Cette vraie pensée de Gandhi est infiniment plus large, plus humaine, plus universaliste[1] que celle de l’Évangile publié sous son égide. Pourquoi donc y a-t-il donné son nom ? Pourquoi laisse-t-il enfermer son grandiose idéal, qui s’offre à toute la terre, dans les limites étroites d’une théocratie indienne ? Redoutables disciples ! Plus ils sont purs, et plus ils sont funestes. Dieu préserve un grand homme de ces amis qui ne saisissent qu’une partie de sa pensée ! En la codifiant, ils détruisent l’harmonie, qui est le principal bienfait de son âme vivante !

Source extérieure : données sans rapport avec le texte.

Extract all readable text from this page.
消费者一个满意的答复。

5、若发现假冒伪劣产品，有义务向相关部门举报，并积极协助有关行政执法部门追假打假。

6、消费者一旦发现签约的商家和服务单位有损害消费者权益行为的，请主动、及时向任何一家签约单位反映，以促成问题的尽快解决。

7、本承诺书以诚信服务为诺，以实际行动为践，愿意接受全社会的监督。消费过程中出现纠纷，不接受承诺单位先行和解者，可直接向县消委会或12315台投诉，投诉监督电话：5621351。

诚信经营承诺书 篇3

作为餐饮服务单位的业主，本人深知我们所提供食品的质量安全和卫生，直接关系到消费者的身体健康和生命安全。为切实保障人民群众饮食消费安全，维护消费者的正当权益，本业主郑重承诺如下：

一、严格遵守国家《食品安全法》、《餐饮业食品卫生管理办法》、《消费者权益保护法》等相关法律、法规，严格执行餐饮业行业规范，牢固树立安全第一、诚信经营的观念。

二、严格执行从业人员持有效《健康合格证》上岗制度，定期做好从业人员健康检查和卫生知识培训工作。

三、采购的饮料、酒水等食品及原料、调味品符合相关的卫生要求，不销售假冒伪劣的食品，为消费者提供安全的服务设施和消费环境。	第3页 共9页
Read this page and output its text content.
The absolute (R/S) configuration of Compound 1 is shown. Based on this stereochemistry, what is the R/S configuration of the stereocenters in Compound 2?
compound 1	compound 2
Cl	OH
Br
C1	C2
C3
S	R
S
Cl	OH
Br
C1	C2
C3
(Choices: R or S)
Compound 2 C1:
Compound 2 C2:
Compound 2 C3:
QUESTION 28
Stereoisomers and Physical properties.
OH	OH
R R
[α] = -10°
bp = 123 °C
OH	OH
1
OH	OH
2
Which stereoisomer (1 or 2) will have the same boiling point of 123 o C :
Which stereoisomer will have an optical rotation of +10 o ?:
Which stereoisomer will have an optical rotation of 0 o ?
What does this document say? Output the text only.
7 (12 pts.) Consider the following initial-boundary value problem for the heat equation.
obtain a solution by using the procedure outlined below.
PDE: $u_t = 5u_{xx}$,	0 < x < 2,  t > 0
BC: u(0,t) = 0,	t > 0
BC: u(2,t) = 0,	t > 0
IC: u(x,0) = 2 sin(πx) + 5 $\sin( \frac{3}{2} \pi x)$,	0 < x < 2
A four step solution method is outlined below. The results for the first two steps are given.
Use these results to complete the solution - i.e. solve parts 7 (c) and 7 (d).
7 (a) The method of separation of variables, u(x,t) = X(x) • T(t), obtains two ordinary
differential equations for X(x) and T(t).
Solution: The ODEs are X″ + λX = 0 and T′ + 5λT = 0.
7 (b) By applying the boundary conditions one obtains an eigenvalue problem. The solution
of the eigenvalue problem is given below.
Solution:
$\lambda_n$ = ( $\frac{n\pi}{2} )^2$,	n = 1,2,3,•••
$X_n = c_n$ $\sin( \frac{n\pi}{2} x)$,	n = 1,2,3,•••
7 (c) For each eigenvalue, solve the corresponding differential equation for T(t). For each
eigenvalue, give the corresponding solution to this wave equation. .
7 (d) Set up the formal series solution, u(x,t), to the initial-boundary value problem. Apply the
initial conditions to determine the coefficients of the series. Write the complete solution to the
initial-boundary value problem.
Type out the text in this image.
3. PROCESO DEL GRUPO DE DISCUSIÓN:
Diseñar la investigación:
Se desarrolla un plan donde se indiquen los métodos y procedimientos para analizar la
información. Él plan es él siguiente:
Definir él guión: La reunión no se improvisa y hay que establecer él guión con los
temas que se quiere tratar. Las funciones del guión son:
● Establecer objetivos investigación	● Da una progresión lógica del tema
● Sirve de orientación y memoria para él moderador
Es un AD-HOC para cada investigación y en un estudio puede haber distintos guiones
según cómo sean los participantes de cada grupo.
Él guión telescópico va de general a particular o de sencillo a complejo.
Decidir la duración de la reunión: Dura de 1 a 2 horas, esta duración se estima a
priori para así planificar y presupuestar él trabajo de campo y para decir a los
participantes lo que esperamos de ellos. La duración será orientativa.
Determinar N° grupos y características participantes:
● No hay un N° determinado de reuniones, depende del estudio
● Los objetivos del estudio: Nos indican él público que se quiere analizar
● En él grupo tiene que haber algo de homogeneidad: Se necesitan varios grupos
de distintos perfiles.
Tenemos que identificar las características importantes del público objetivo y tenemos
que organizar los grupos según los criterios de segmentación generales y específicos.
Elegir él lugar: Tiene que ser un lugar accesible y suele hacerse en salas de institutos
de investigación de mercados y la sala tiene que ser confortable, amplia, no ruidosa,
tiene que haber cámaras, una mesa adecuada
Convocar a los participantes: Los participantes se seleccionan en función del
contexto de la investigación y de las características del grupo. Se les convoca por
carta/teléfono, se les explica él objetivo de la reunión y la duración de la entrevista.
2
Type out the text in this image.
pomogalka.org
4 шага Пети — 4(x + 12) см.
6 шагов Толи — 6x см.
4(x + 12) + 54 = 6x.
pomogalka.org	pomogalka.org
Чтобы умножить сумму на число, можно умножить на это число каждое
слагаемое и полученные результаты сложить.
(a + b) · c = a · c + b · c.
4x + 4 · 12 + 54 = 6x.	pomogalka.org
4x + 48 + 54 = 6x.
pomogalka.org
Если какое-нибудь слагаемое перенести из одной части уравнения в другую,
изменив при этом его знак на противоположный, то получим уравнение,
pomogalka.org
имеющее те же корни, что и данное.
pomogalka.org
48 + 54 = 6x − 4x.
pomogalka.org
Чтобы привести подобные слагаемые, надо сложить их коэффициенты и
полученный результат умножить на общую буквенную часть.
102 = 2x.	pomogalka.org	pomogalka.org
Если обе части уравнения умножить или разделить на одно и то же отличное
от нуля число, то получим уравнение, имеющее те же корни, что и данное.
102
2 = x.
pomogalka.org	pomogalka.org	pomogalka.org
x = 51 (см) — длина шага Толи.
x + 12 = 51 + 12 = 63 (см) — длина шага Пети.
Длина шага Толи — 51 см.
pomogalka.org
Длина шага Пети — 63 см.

  1. À mon sens, Gandhi est aussi universaliste que Tagore, d’une autre façon. Il l’est par la conscience morale, Tagore par l’intelligence. Gandhi n’exclut personne de la communion de la prière et du travail quotidien. Ainsi, l’apôtre des premiers temps ne distinguait pas entre juifs et gentils ; mais à tous il imposait la même discipline morale. C’est ce que veut Gandhi. Mais là justement est son étroitesse : non dans le cœur, qui est aussi large que celui d’un Christ, mais dans l’esprit d’ascétisme intellectuel et de dépouillement. (Et cela aussi est du Christ !) Gandhi est un universaliste médiéval. Tout en le vénérant, nous sommes avec Tagore.